Once you pick your channels, get to know everything about them: how they work, how people on them like to be engaged and spoken to, and how to get your content out there organically. The most successful social marketing isn’t about outspending — it’s about outsmarting.

Thinking about problems

It’s easy to market the solutions your company offers. You know them like the back of your hand, you can recite them to anyone who asks. But unless you present a problem your ideal customer can relate to, presenting the solution is a waste of your time.

And problems evolve over time, even for the same customer. In our case, for example, our editing service used to exclusively solve the “I don’t want to have to spend money reprinting misspelled materials” problem. It since evolved into “I have so much content to pump out that I don’t know if any of its good anymore” problem.

The only way you’re really going to know your customers’ problems is to ask them. We suggest bi-annual check-ins. Literally ask them what’s causing their hair to turn grey. We do it all the time and our clients are more than happy to tell us.

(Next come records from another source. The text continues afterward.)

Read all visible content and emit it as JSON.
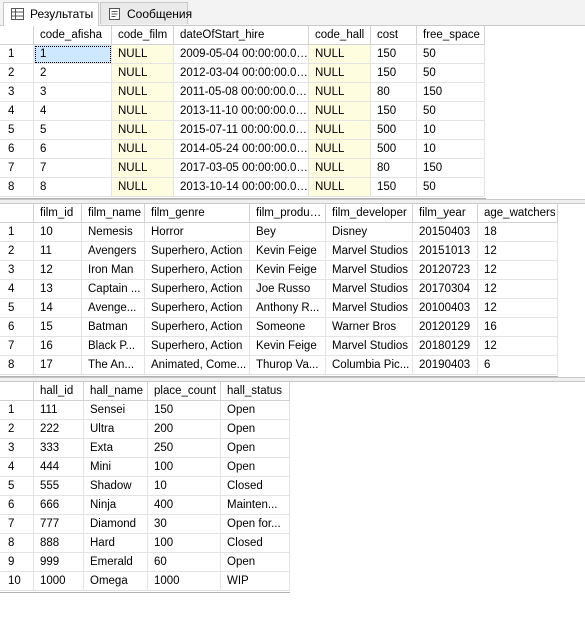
{
  "tabs": [
    {
      "label": "Результаты",
      "icon": "grid-icon"
    },
    {
      "label": "Сообщения",
      "icon": "messages-icon"
    }
  ],
  "afisha": {
    "columns": [
      "code_afisha",
      "code_film",
      "dateOfStart_hire",
      "code_hall",
      "cost",
      "free_space"
    ],
    "rows": [
      [
        "1",
        "1",
        "NULL",
        "2009-05-04 00:00:00.000",
        "NULL",
        "150",
        "50"
      ],
      [
        "2",
        "2",
        "NULL",
        "2012-03-04 00:00:00.000",
        "NULL",
        "150",
        "50"
      ],
      [
        "3",
        "3",
        "NULL",
        "2011-05-08 00:00:00.000",
        "NULL",
        "80",
        "150"
      ],
      [
        "4",
        "4",
        "NULL",
        "2013-11-10 00:00:00.000",
        "NULL",
        "150",
        "50"
      ],
      [
        "5",
        "5",
        "NULL",
        "2015-07-11 00:00:00.000",
        "NULL",
        "500",
        "10"
      ],
      [
        "6",
        "6",
        "NULL",
        "2014-05-24 00:00:00.000",
        "NULL",
        "500",
        "10"
      ],
      [
        "7",
        "7",
        "NULL",
        "2017-03-05 00:00:00.000",
        "NULL",
        "80",
        "150"
      ],
      [
        "8",
        "8",
        "NULL",
        "2013-10-14 00:00:00.000",
        "NULL",
        "150",
        "50"
      ]
    ]
  },
  "films": {
    "columns": [
      "film_id",
      "film_name",
      "film_genre",
      "film_producer",
      "film_developer",
      "film_year",
      "age_watchers"
    ],
    "rows": [
      [
        "1",
        "10",
        "Nemesis",
        "Horror",
        "Bey",
        "Disney",
        "20150403",
        "18"
      ],
      [
        "2",
        "11",
        "Avengers",
        "Superhero, Action",
        "Kevin Feige",
        "Marvel Studios",
        "20151013",
        "12"
      ],
      [
        "3",
        "12",
        "Iron Man",
        "Superhero, Action",
        "Kevin Feige",
        "Marvel Studios",
        "20120723",
        "12"
      ],
      [
        "4",
        "13",
        "Captain ...",
        "Superhero, Action",
        "Joe Russo",
        "Marvel Studios",
        "20170304",
        "12"
      ],
      [
        "5",
        "14",
        "Avenge...",
        "Superhero, Action",
        "Anthony R...",
        "Marvel Studios",
        "20100403",
        "12"
      ],
      [
        "6",
        "15",
        "Batman",
        "Superhero, Action",
        "Someone",
        "Warner Bros",
        "20120129",
        "16"
      ],
      [
        "7",
        "16",
        "Black P...",
        "Superhero, Action",
        "Kevin Feige",
        "Marvel Studios",
        "20180129",
        "12"
      ],
      [
        "8",
        "17",
        "The An...",
        "Animated, Come...",
        "Thurop Va...",
        "Columbia Pic...",
        "20190403",
        "6"
      ]
    ]
  },
  "halls": {
    "columns": [
      "hall_id",
      "hall_name",
      "place_count",
      "hall_status"
    ],
    "rows": [
      [
        "1",
        "111",
        "Sensei",
        "150",
        "Open"
      ],
      [
        "2",
        "222",
        "Ultra",
        "200",
        "Open"
      ],
      [
        "3",
        "333",
        "Exta",
        "250",
        "Open"
      ],
      [
        "4",
        "444",
        "Mini",
        "100",
        "Open"
      ],
      [
        "5",
        "555",
        "Shadow",
        "10",
        "Closed"
      ],
      [
        "6",
        "666",
        "Ninja",
        "400",
        "Mainten..."
      ],
      [
        "7",
        "777",
        "Diamond",
        "30",
        "Open for..."
      ],
      [
        "8",
        "888",
        "Hard",
        "100",
        "Closed"
      ],
      [
        "9",
        "999",
        "Emerald",
        "60",
        "Open"
      ],
      [
        "10",
        "1000",
        "Omega",
        "1000",
        "WIP"
      ]
    ]
  }
}
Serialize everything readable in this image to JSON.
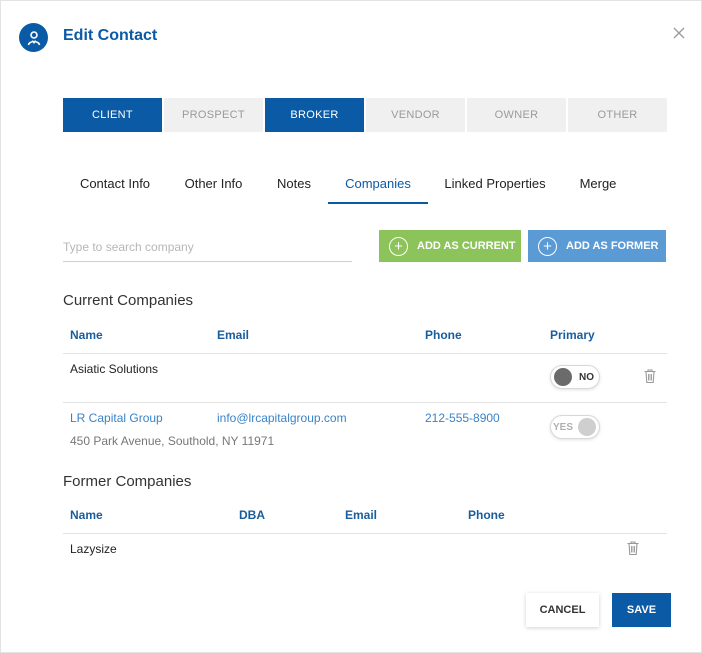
{
  "header": {
    "title": "Edit Contact",
    "icon": "contact-icon"
  },
  "types": [
    {
      "label": "CLIENT",
      "active": true
    },
    {
      "label": "PROSPECT",
      "active": false
    },
    {
      "label": "BROKER",
      "active": true
    },
    {
      "label": "VENDOR",
      "active": false
    },
    {
      "label": "OWNER",
      "active": false
    },
    {
      "label": "OTHER",
      "active": false
    }
  ],
  "tabs": [
    {
      "label": "Contact Info",
      "active": false
    },
    {
      "label": "Other Info",
      "active": false
    },
    {
      "label": "Notes",
      "active": false
    },
    {
      "label": "Companies",
      "active": true
    },
    {
      "label": "Linked Properties",
      "active": false
    },
    {
      "label": "Merge",
      "active": false
    }
  ],
  "search": {
    "placeholder": "Type to search company",
    "value": ""
  },
  "actions": {
    "add_current": "ADD AS CURRENT",
    "add_former": "ADD AS FORMER"
  },
  "current": {
    "title": "Current Companies",
    "headers": {
      "name": "Name",
      "email": "Email",
      "phone": "Phone",
      "primary": "Primary"
    },
    "rows": [
      {
        "name": "Asiatic Solutions",
        "address": "",
        "email": "",
        "phone": "",
        "primary": "NO"
      },
      {
        "name": "LR Capital Group",
        "address": "450 Park Avenue, Southold, NY 11971",
        "email": "info@lrcapitalgroup.com",
        "phone": "212-555-8900",
        "primary": "YES"
      }
    ]
  },
  "former": {
    "title": "Former Companies",
    "headers": {
      "name": "Name",
      "dba": "DBA",
      "email": "Email",
      "phone": "Phone"
    },
    "rows": [
      {
        "name": "Lazysize",
        "dba": "",
        "email": "",
        "phone": ""
      }
    ]
  },
  "footer": {
    "cancel": "CANCEL",
    "save": "SAVE"
  },
  "colors": {
    "primary": "#0b5aa6",
    "add_current": "#8cc35a",
    "add_former": "#5b9bd5",
    "link": "#3a83c7"
  }
}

Knowing what you don’t have on your team and outsourcing it

Even the marketing teams at billion-dollar agencies farm out their work — mostly to hot-shot ad agencies. But if you’re a small team at a small to midsize business, you probably can’t afford the big boys’ price tags. Fortunately, the streets (and the Internet) are lined with small, specialized companies that can do what you don’t do. We’re a good example of that. Our clients hire us to write what they don’t have time to write, edit what they barely had time to write so it doesn’t feel rushed through, and translate what needs to be translated because they don’t speak French. The benefit of looking outside is both qualitative AND quantitative: the work gets done by experts in their field and you have more time to do what’s actually part of your job description.